In other words: According to the body tasked with making these recommendations for USDA, the standards, even if adopted, would not constitute reasonable organic standards as most consumers understand the concept; welfare for hens would still not be good--but it would be moving in the right direction. USDA won't even take this first step.

It will come as a shock to most organic consumers that there are not already legal requirements in these essential areas. The USDA is charged with developing standards, yet it announced without meaningful explanation that it will make no progress on any of the proposals.

So why is USDA breaking the law? USDA's announcement was brief, and it cited only an "economic impact analysis" done by a third-party consulting firm and "other urgent priorities."

The economic report considers only the poultry guidelines, which have been sitting on a shelf for 11 years, and indicates that implementing the board's recommendations would involve no cost at all for the 504 small farms that are already in compliance with them and significant increases for only the five "organic" farms (not five percent--five farms) that are cramming together more than 100,000 hens.

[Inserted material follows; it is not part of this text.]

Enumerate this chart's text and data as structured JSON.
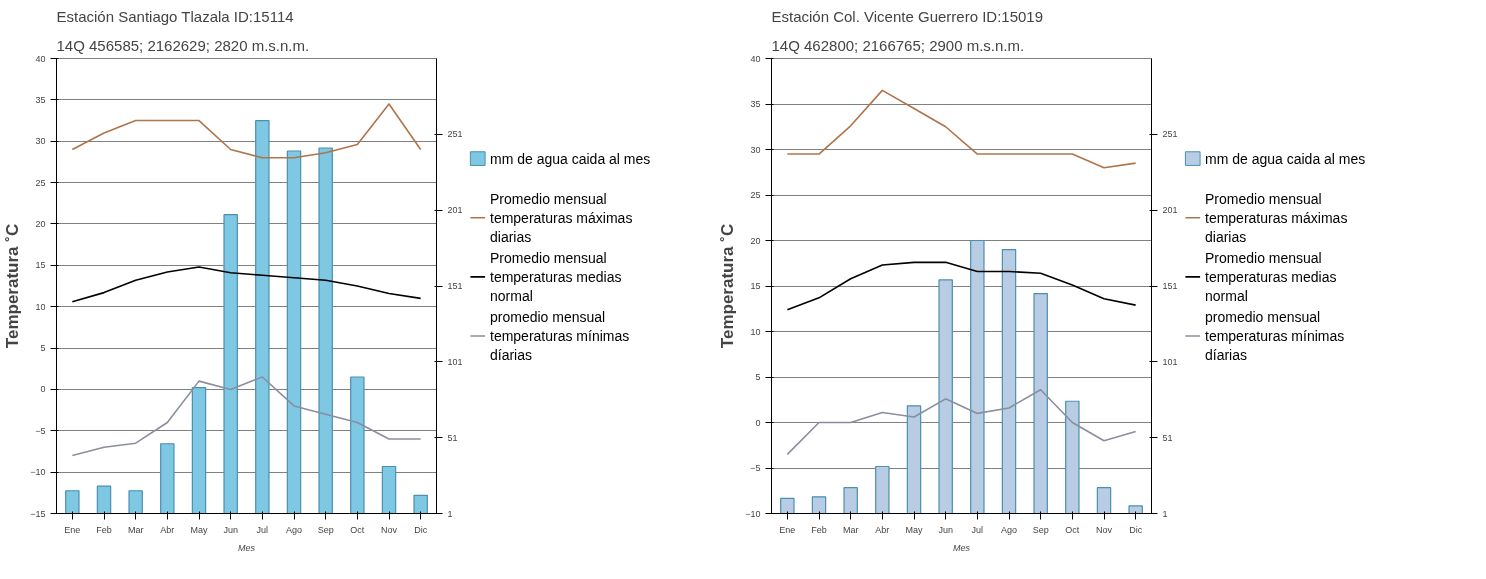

These five "organic" mega-farms that represent one percent of organic egg farms but 16 percent of organic egg production would have to allow access to soil and sunlight and reduce stocking densities. In other words, they would have to do the barest of bare minimums to move their "farms" in the general direction toward what the vast majority of organic farms are already doing, and what organic consumers expect.

It should have gone without saying that if these five out of more than 500 farms can't meet the standards recommended by the Board, they should be legally barred from using the organic seal.

Instead, USDA is allowing the worst producers to stamp "organic" on their products and is thereby encouraging hundreds of organic farmers that are already in compliance with the proposed regulations to treat animals even worse, in order to compete with the few massive farms that provide the worst animal welfare.

USDA is also telling "organic" farmers and consumers that it doesn't care about animal space allowances, bedding and environmental concerns, environmental enrichment, pain relief for mutilations--or the enforcement of any of it.

And it's doing all that in violation of its legal mandate.

Something stinks in the organic hen house; it's the hen house regulators.